The Stack
The Stack
Surplus is one Bun workspace. This section is a guided tour of what lives in it — the apps you can run, the packages they share, and the scheduled jobs that keep things current.
Monorepo layout
| Path | Role |
|---|---|
apps/client/ | React 19 + TanStack Router + Vite — the staff, driver, and partner web app |
apps/server/ | Hono + ORPC API; also serves the generated OpenAPI spec and Scalar UI at /openapi |
apps/docs/ | This documentation site (Next.js + Fumadocs) |
packages/contracts/ | ORPC procedure contracts shared by client and server |
packages/services/ | Domain logic as dependency-injected service classes |
packages/postgres/ | Drizzle schema (the database source of truth) and the Neon client |
packages/types/ | Zod schemas and the TypeScript types inferred from them |
packages/utils/ | Pure helpers, constants, and business rules — no I/O |
packages/redis/ | Upstash Redis client and cache/lock helpers |
packages/sharedDeps/ | Curated re-exports of third-party dependencies |
crons/ | Scheduled workers — analytics cache warming and backups |
scripts/ | One-off migration and backfill utilities |
tests/ | Playwright end-to-end tests |
How to think about it
Two layers, one direction of dependency:
- Apps wire up the real world — they create database clients, the Redis connection, the S3 client, and inject those into services. Apps are deployable; packages are not.

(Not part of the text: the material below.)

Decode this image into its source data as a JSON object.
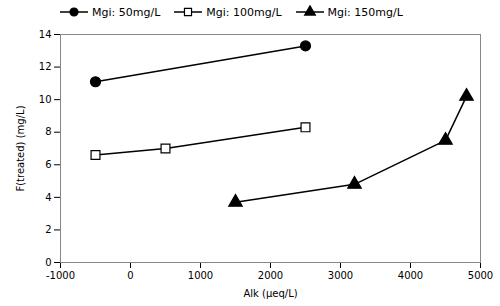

- Packages hold everything reusable: the API contract, domain logic, schema, types, and utilities. They never import from
apps/*, and they never read environment variables. That keeps them portable and testable.
This separation is what lets the same domain logic run inside the API server today and inside a cron worker or a script tomorrow, with different concrete dependencies injected each time.
Tour the pieces
Apps
Shared code
- Shared packages — contracts, services, postgres, types, utils, redis, and sharedDeps, plus how they depend on each other.
Background jobs
- Cron workers — analytics caching and backups.
Naming and data conventions
A few rules hold across every part of the workspace:
- camelCase everywhere — tables, columns, files, CSS variables, and identifiers.
- UUID primary keys — never auto-incrementing integers.
- Unix epoch timestamps — stored as integers, not
Dateobjects.
The full set is on the Conventions page.